The issue continues to be the horizontal extension Revit wants to put on the bottom of a handrail. Without it the handrail extension looks "wonky" for lack of a better term. Looks like Revit cannot draw the wall return of a handrail running at an angle. Something I've been able to do for my 40 years of practice as an architect both by hand and with 2D drafting programs.
Alan, looks like you've been around awhile, but before you speak for the whole industry, you and and the crew at Autodesk, should go back and refresh yourself on the IBC, ADA and ANSI 117.1. The IBC never required a horizontal extension at the bottom of a handrail, just that the handrail extend for one tread depth at the bottom and return to a wall or post, except by reference in Chapter 11 to ANSI 117.1 for accessible stairs. The need for the horizontal extension was dropped from the 2003 ANSI 117.1. In 2012, the 2010 ADA was adopted and it too eliminated the need for the horizontal extension.
There are some nice things about Revit, but as you allude to, seems like a lot of Revit requires some kind of "rule breaking" because this very expensive software cannot deal with reality.
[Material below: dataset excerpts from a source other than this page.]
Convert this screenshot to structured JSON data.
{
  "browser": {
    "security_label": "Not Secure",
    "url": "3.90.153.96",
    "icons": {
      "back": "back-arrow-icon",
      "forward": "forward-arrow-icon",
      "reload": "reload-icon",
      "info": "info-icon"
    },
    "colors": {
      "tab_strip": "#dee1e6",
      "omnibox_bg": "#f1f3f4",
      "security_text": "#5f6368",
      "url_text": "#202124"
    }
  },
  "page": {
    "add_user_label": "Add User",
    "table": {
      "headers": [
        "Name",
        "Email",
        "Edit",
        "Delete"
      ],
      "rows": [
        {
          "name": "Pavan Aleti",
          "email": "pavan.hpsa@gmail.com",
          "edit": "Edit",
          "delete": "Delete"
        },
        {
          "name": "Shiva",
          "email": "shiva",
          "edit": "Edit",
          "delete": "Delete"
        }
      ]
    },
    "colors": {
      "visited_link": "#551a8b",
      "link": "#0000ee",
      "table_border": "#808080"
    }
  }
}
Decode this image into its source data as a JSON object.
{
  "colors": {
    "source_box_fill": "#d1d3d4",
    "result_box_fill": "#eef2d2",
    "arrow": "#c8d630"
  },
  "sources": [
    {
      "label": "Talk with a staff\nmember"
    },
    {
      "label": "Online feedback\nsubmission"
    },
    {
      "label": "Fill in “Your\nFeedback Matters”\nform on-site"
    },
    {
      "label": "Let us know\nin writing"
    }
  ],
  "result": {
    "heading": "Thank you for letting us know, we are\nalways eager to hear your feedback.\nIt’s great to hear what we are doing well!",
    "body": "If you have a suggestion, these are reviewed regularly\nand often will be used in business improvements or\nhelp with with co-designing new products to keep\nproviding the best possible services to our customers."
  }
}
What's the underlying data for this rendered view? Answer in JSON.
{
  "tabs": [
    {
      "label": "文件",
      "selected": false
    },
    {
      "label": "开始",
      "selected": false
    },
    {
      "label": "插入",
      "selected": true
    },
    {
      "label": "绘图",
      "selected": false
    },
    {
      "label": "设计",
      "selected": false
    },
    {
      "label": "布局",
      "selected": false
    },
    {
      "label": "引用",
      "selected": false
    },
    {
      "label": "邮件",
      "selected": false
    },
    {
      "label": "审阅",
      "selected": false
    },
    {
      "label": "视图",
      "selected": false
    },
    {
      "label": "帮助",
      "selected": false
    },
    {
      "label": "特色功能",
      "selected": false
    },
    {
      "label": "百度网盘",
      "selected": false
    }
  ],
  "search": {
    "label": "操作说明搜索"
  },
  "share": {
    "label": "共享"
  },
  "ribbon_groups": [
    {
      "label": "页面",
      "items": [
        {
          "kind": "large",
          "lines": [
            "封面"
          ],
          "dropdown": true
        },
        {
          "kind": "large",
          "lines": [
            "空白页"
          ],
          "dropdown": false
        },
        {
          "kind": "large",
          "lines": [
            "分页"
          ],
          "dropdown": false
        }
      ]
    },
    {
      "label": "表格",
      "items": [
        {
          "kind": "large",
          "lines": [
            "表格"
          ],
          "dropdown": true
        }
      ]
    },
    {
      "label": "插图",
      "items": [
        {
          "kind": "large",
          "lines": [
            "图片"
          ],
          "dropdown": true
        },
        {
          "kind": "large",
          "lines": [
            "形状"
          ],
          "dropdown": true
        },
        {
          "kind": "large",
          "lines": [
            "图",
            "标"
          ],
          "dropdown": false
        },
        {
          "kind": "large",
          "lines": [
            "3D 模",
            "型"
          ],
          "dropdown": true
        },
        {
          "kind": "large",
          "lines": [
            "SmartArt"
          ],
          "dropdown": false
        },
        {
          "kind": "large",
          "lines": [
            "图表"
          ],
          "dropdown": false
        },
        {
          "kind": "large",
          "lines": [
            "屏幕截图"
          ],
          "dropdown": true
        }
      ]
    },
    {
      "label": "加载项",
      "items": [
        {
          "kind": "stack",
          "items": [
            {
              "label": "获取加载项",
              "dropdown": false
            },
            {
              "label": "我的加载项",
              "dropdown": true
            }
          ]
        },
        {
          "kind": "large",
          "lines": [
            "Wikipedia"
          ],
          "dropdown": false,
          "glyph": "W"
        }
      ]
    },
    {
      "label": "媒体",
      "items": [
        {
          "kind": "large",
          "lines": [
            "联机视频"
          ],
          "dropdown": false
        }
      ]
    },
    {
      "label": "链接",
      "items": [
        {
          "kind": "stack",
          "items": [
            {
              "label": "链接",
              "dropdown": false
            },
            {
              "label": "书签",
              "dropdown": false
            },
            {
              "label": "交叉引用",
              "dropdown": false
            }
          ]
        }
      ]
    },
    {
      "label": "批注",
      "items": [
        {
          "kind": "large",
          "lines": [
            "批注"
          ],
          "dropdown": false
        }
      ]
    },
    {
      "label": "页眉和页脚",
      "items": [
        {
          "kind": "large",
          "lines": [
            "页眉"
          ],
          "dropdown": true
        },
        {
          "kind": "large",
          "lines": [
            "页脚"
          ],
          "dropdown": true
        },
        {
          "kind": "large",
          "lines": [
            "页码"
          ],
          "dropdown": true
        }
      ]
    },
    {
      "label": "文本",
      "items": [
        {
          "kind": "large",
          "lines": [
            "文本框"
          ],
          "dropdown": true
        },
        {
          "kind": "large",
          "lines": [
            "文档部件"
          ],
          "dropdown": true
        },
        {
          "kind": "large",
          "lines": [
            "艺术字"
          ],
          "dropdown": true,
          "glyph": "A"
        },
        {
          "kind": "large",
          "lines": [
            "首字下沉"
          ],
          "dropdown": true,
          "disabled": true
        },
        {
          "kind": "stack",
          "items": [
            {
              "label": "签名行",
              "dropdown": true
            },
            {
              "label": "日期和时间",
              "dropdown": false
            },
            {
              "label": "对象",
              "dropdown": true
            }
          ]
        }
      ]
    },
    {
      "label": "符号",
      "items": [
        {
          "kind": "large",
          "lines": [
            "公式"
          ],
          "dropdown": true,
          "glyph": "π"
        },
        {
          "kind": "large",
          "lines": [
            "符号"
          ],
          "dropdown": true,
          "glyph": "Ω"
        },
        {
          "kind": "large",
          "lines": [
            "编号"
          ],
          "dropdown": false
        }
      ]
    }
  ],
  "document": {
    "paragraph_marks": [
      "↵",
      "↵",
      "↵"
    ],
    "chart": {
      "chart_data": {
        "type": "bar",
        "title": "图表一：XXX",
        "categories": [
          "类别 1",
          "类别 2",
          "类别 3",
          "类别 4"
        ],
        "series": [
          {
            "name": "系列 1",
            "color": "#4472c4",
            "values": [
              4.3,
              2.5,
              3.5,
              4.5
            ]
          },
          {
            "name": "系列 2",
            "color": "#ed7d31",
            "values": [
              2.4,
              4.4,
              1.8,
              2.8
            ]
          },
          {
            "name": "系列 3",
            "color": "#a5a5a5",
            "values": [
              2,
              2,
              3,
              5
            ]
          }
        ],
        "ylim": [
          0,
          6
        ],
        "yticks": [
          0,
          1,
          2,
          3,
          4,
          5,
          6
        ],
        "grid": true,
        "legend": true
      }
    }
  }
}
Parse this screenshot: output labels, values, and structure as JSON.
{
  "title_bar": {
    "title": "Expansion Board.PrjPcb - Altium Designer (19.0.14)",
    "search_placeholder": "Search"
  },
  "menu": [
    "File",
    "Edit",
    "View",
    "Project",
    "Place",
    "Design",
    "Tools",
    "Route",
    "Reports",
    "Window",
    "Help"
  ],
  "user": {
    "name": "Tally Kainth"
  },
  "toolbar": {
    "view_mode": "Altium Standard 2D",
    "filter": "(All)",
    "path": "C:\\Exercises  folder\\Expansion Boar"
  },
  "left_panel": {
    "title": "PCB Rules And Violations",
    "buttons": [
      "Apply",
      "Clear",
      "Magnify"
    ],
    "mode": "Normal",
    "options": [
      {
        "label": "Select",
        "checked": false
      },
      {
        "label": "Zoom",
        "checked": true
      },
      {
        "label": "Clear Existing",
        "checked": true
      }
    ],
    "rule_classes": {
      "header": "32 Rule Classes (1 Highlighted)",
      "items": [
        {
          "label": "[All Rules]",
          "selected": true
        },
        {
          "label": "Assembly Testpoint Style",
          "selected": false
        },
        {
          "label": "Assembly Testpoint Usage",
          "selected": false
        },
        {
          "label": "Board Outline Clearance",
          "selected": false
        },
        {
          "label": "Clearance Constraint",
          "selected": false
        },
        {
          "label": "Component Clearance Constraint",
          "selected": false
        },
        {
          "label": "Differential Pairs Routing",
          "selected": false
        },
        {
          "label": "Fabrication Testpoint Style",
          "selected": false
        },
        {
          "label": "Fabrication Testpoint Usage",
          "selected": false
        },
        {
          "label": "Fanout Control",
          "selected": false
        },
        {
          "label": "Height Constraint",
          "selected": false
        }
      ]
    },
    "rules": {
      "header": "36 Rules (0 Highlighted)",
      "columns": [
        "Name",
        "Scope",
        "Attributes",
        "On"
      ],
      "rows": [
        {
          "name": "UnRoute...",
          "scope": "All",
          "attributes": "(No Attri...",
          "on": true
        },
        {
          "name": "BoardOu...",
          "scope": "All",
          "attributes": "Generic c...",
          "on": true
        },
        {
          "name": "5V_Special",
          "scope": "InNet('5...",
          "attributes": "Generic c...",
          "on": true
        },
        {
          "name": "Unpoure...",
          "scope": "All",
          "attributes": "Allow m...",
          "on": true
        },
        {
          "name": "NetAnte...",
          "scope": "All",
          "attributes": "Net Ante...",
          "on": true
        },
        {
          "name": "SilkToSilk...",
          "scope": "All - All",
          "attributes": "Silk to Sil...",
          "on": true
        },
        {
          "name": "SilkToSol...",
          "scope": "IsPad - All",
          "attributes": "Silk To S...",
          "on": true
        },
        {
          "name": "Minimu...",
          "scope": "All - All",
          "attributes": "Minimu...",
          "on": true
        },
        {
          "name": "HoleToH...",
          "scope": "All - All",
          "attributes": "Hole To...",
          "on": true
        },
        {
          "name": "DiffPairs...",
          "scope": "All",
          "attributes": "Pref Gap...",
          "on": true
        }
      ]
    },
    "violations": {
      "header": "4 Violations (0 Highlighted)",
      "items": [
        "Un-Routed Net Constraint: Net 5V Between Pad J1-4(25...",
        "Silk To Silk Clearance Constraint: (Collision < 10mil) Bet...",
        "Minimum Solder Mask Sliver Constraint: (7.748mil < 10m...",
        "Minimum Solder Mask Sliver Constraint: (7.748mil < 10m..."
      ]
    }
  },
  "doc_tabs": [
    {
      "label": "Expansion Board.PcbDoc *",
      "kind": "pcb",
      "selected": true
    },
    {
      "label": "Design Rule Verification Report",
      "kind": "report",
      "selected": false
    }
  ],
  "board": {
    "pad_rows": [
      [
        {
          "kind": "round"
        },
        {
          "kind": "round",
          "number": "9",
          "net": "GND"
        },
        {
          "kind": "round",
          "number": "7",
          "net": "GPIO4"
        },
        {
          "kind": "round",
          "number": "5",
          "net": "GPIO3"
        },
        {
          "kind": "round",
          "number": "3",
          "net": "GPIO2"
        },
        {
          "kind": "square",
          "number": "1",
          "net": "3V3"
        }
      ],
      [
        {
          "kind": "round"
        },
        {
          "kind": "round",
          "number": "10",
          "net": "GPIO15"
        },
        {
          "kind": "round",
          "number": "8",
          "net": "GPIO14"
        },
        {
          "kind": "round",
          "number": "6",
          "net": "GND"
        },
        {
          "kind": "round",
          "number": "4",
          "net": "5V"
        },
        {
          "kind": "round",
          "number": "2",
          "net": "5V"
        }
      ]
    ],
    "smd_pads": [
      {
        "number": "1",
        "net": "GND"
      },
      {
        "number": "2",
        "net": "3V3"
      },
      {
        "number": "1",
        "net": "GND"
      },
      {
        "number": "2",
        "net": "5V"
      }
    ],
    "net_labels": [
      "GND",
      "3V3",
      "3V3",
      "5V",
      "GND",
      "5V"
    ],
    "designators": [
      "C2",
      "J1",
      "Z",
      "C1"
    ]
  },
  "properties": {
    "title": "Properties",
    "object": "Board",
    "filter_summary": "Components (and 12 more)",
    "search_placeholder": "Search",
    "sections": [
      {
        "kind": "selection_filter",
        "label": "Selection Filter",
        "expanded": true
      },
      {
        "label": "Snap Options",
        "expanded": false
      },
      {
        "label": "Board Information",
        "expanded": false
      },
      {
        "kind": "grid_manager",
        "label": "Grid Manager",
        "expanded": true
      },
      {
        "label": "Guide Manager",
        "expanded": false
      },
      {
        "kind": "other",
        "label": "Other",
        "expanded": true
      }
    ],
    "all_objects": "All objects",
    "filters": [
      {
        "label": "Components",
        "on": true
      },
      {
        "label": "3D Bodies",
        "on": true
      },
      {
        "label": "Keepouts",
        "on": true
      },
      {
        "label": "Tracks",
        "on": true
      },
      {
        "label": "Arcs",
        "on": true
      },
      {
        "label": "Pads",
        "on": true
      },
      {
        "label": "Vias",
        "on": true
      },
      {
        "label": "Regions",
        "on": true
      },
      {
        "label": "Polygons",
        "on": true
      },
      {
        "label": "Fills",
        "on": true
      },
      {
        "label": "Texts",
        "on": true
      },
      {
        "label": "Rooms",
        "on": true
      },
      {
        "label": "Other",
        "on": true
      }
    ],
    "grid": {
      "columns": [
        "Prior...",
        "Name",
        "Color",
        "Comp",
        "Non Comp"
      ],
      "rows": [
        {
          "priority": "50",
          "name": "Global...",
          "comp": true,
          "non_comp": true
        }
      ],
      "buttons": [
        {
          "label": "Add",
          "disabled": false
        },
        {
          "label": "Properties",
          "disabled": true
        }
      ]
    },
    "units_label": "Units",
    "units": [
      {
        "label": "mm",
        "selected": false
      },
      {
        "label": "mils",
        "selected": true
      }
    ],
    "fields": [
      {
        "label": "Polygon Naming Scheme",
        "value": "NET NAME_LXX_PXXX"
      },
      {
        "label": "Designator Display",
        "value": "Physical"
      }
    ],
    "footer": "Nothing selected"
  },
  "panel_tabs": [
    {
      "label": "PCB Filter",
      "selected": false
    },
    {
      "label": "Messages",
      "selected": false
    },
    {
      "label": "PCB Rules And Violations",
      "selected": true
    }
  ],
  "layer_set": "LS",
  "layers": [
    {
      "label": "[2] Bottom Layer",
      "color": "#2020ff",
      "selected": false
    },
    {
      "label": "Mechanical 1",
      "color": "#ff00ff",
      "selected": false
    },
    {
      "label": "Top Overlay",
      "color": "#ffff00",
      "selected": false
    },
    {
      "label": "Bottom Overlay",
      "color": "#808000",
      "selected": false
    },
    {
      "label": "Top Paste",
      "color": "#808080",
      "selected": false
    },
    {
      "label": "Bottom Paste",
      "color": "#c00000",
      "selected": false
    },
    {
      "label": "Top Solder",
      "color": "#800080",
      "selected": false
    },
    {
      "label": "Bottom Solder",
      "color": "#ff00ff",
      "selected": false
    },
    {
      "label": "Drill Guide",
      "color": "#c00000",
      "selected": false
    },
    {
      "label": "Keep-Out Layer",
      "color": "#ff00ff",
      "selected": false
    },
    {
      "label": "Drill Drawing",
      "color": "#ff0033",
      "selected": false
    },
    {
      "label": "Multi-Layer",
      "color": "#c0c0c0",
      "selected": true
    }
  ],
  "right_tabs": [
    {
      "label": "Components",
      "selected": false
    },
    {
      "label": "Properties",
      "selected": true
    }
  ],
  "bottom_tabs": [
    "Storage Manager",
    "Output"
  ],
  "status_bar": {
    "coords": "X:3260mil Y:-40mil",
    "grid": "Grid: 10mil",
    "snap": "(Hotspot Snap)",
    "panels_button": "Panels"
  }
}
Instead of hamstringing designers who are actually the ones held accountable for what they design it seems the software programmers should not try to force us to deal with their interpretations of building codes and construction technology, but make the software flexible to allow us to make our own mistakes. It's nice to see Revit evolving into a more user friendly software, but this handrail thing has been around for years, and so has Revit. I don't think we're asking too much to fix this so we're not wasting hours "breaking the rules."